Sait-on combien de personnes ont ainsi été déplacées de force ?
L'ONU fait état de 10 000 personnes arrivées ces dernières semaines à l'est de la rivière Tekezé, mais on ne sait pas si cela représente la totalité des personnes qui ont été mises dans ces camions. Et les membres de ces familles avec qui on a parlé sont aujourd'hui sans nouvelles de leurs proches.
Que deviennent les hommes raflés récemment ?
C'est l'une de nos principales sources d'inquiétude. Ils ont été placés dans des centres de détention souvent improvisés, et dans des conditions épouvantables. J'ai pu interviewer des personnes qui s'en sont échappées mi-novembre. Elles racontent qu'ils étaient entre 80 et 200 personnes par pièce de 12 ou 16 m2 et que les morts y sont fréquentes. L'un d'eux m'a dit que dans sa cellule, sept personnes étaient mortes durant les trois mois de sa détention en raison des mauvais traitements, de la torture et aussi du manque de nourriture et de soins.

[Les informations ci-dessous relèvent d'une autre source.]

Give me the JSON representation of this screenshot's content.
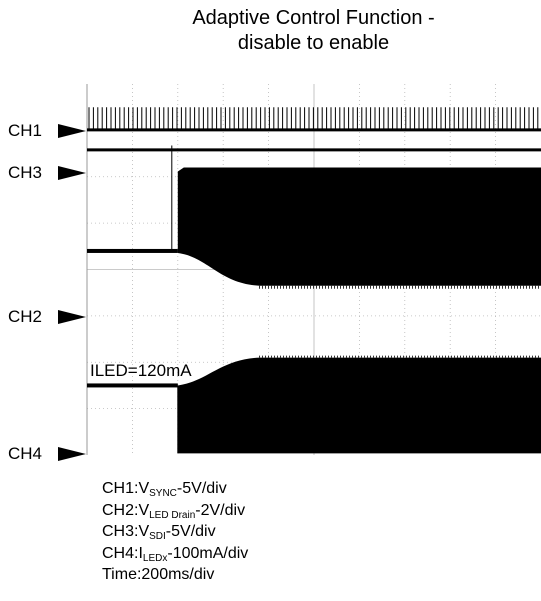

Cet ancien prisonnier qui s'est échappé alors même qu'on lui demandait de charger les corps d'autres détenus sur un camion m'a indiqué qu'il estimait qu'environ 30 personnes étaient mortes durant son séjour dans la prison où il était. Nous sommes inquiets pour le sort de ces prisonniers, car ils survivaient jusqu'à présent grâce à la nourriture apportée par leurs familles, qui aujourd'hui ont été expulsées de la région. On craint qu'ils ne meurent de faim.

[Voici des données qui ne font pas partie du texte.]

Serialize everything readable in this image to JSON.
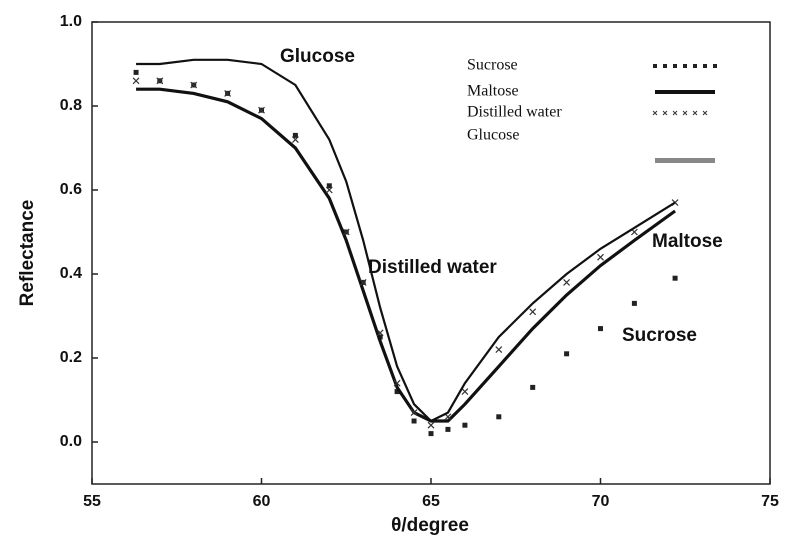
{
  "chart_data": {
    "type": "line",
    "ylabel": "Reflectance",
    "xlabel": "θ/degree",
    "xlim": [
      55,
      75
    ],
    "ylim": [
      -0.1,
      1.0
    ],
    "xticks": [
      55,
      60,
      65,
      70,
      75
    ],
    "yticks": [
      {
        "value": 0,
        "label": "0.0"
      },
      0.2,
      0.4,
      0.6,
      0.8,
      {
        "value": 1,
        "label": "1.0"
      }
    ],
    "legend": "top-right",
    "annotations": [
      "Glucose",
      "Distilled water",
      "Maltose",
      "Sucrose"
    ],
    "series": [
      {
        "name": "Sucrose",
        "color": "#222222",
        "marker": "square",
        "x": [
          56.3,
          57,
          58,
          59,
          60,
          61,
          62,
          62.5,
          63,
          63.5,
          64,
          64.5,
          65,
          65.5,
          66,
          67,
          68,
          69,
          70,
          71,
          72.2
        ],
        "values": [
          0.88,
          0.86,
          0.85,
          0.83,
          0.79,
          0.73,
          0.61,
          0.5,
          0.38,
          0.25,
          0.12,
          0.05,
          0.02,
          0.03,
          0.04,
          0.06,
          0.13,
          0.21,
          0.27,
          0.33,
          0.39
        ]
      },
      {
        "name": "Maltose",
        "color": "#111111",
        "marker": "thick",
        "x": [
          56.3,
          57,
          58,
          59,
          60,
          61,
          62,
          62.5,
          63,
          63.5,
          64,
          64.5,
          65,
          65.5,
          66,
          67,
          68,
          69,
          70,
          71,
          72.2
        ],
        "values": [
          0.84,
          0.84,
          0.83,
          0.81,
          0.77,
          0.7,
          0.58,
          0.48,
          0.36,
          0.24,
          0.13,
          0.07,
          0.05,
          0.05,
          0.09,
          0.18,
          0.27,
          0.35,
          0.42,
          0.48,
          0.55
        ]
      },
      {
        "name": "Distilled water",
        "color": "#333333",
        "marker": "cross",
        "x": [
          56.3,
          57,
          58,
          59,
          60,
          61,
          62,
          62.5,
          63,
          63.5,
          64,
          64.5,
          65,
          65.5,
          66,
          67,
          68,
          69,
          70,
          71,
          72.2
        ],
        "values": [
          0.86,
          0.86,
          0.85,
          0.83,
          0.79,
          0.72,
          0.6,
          0.5,
          0.38,
          0.26,
          0.14,
          0.07,
          0.04,
          0.06,
          0.12,
          0.22,
          0.31,
          0.38,
          0.44,
          0.5,
          0.57
        ]
      },
      {
        "name": "Glucose",
        "color": "#111111",
        "marker": "line",
        "x": [
          56.3,
          57,
          58,
          59,
          60,
          61,
          62,
          62.5,
          63,
          63.5,
          64,
          64.5,
          65,
          65.5,
          66,
          67,
          68,
          69,
          70,
          71,
          72.2
        ],
        "values": [
          0.9,
          0.9,
          0.91,
          0.91,
          0.9,
          0.85,
          0.72,
          0.62,
          0.48,
          0.32,
          0.18,
          0.09,
          0.05,
          0.07,
          0.14,
          0.25,
          0.33,
          0.4,
          0.46,
          0.51,
          0.57
        ]
      }
    ]
  }
}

Ces rafles ne sont pas les premières. Mais sont-elles différentes de ce qui avait été documenté jusqu'à présent ?
Il est important de rappeler en effet qu'il ne s'agit pas des premières rafles, mais d'une vague d'atrocités dans une région qui a été le théâtre des atrocités parmi les pires de ce conflit. Nous avons documenté des cas de détention – probablement de milliers de Tigréens – dans différents centres de détention depuis un an. Mais ce qui distingue cette dernière vague, c'est le côté systématique. L'effort qui est fait pour arrêter et détenir tout le monde, en fait, c'est vraiment une montée en puissance par rapport à ce que l'on a pu observer auparavant. Ces évènements représentent des crimes de guerre et contre l'humanité, et sans une action urgente de la communauté internationale, les Tigréens qui restent à présent font face à des risques très graves.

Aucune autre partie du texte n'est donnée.